Tres días para volver a la luz

Unos días intensos que me han devuelto claridad, gratitud y ganas de seguir

Imagen obtenida con la ayuda de Grok


22 marzo 2026

- Tres días difíciles en mi SPA favorito (HSJ), y aprendí muchas cosas. La primera, lo frágil que es el concepto vida; la segunda –tan vital como la propia vida– es sentir el amor de los tuyos en esos instantes en que uno cree que quizá la luz no vuelva a encenderse la próxima vez que se abra la ventana de los afectos.

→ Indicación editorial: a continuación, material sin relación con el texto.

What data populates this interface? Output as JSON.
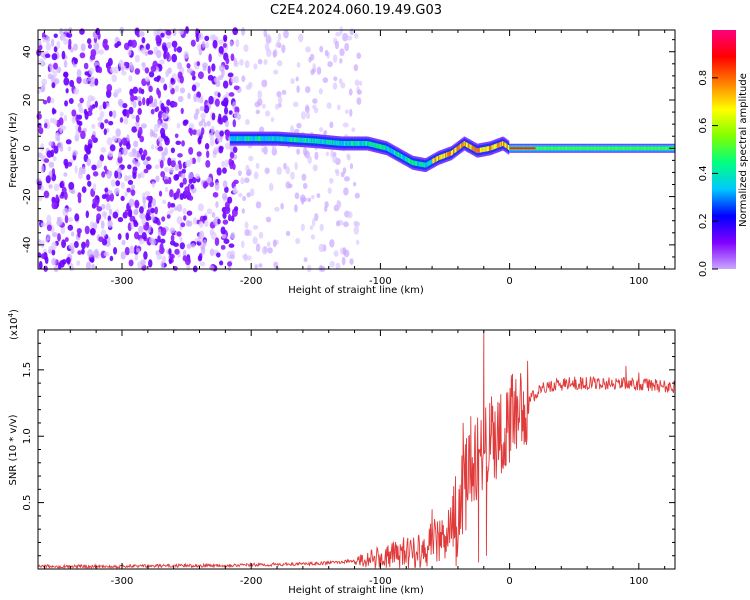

- En medio de esa fragilidad, llegó el momento más extraño de todos. Al final del proceso llamado “observación clínica”, y mientras me realizaban una punción pulmonar casi de despedida del proceso, varios médicos debatían por dónde y cómo entrar para efectuar el drenaje. El más veterano, con ese aire de quien ya ha visto demasiadas despedidas y demasiados regresos, fue finalmente el elegido para orientar a los jóvenes. Cuando terminó, y al ver que yo sonreía mientras le felicitaba por el respeto que le profesaban sus compañeros, apoyó su mano en mi hombro y me dijo, medio en broma y medio en sentencia: “El día que no se valore la opinión de los expertos, el mundo habrá caído en manos de los necios”.

-
Hoy termino aquí. La fatiga aún acompaña, sí, pero también una alegría tranquila: la de saber que sigo avanzando, que cada día trae un pequeño regalo y que la vida, incluso en sus curvas más inesperadas, siempre deja una rendija por donde entra la luz. Pasado mañana sigo, con ganas de seguir contándolo.

22 comentarios:

  1. ¡Qué alegría, Enrique, volverte a leer por aquí! En el poco tiempo que te llevo siguiendo te me has hecho imprescindible por tu combate frente a la adversidad y tu actitud luminosa ante cualquier circunstancia, lo que es una lección de vida. Tu perspectiva te ayuda a considerar no solo lo que se parece a tu experiencia sino a la vida en su alteridad y contingencia. Te echaba de menos, en este medio que parece distante o no totalmente real, tus palabras me llegan profundamente. Tu diapasón vibra con fuerza a pesar de las dificultades. Tus ganas de luchar, de vivir, de trascender, me llegan y yo las asumo con placer. Vivir es maravilloso, Enrique. Un fuerte abrazo.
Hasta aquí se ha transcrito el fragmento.